Jenkins points to Chromat swimwear founder Becca McCharen-Tran as an example of the evolution of female leadership within the fashion industry.
When McCharen-Tran started Chromat 10 years ago, the landscape for female entrepreneurs was drastically different: the brand was completely dependent on wholesale, selling an aspirational product to buyers. The brand has since moved direct-to-consumer, which comes with more freedom and allows them to adopt a more inclusive message.
With that transition, McCharen-Tran changed the company’s hiring process to eliminate unpaid internships and asked for feedback from people outside of the brand for input on creative decisions.

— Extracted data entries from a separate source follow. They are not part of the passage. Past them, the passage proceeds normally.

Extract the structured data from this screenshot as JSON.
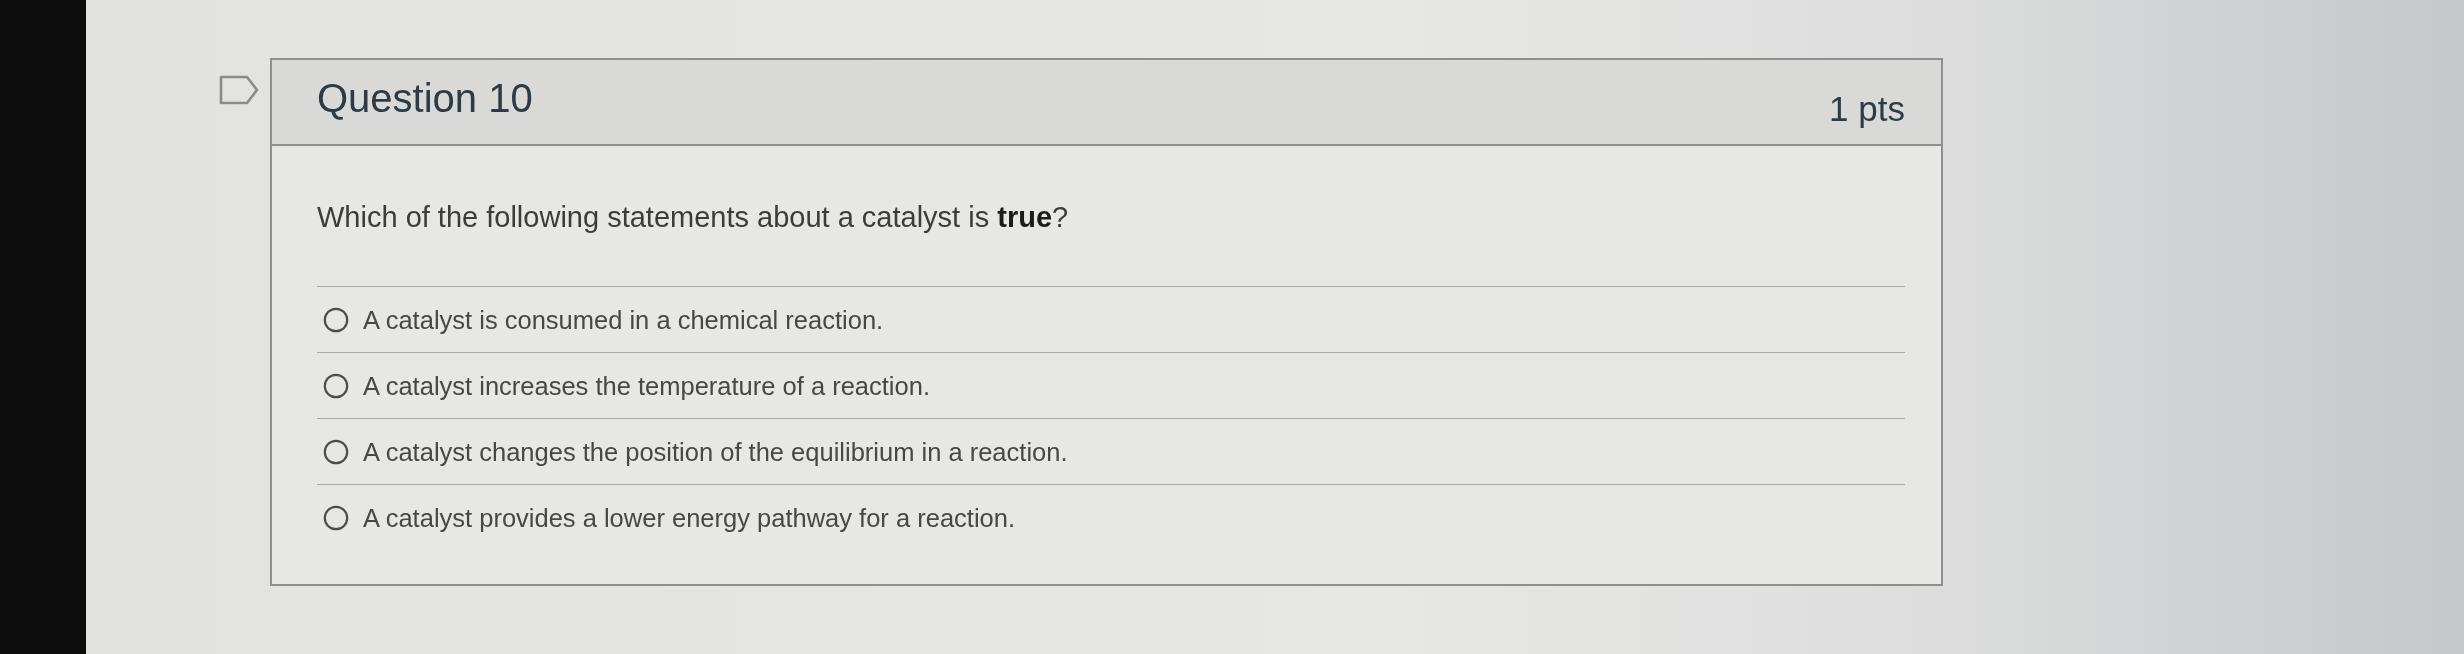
{
  "question": {
    "flagged": false,
    "title": "Question 10",
    "points": "1 pts"
  },
  "prompt": "Which of the following statements about a catalyst is **true**?",
  "options": [
    {
      "text": "A catalyst is consumed in a chemical reaction.",
      "selected": false
    },
    {
      "text": "A catalyst increases the temperature of a reaction.",
      "selected": false
    },
    {
      "text": "A catalyst changes the position of the equilibrium in a reaction.",
      "selected": false
    },
    {
      "text": "A catalyst provides a lower energy pathway for a reaction.",
      "selected": false
    }
  ]
}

That feedback has allowed her to avoid potential missteps and cultivate a positive company culture. Choosing how to handle and move on from controversies is also important.
“I think to be held accountable is an honour and a privilege,” said McCharen-Tran. “If you’re in it for the right reasons, that eventually becomes obvious.”
For female entrepreneurs and founders, the landscape may be changing. The girlboss aesthetic, and the paradigm of feminism and female leadership it represents, have tired many consumers out.
“I think we’re past the whole girlboss movement,” said Caroline Pill of headhunting firm Kirk Palmer and Associates. “It’s been pushed to its limits.”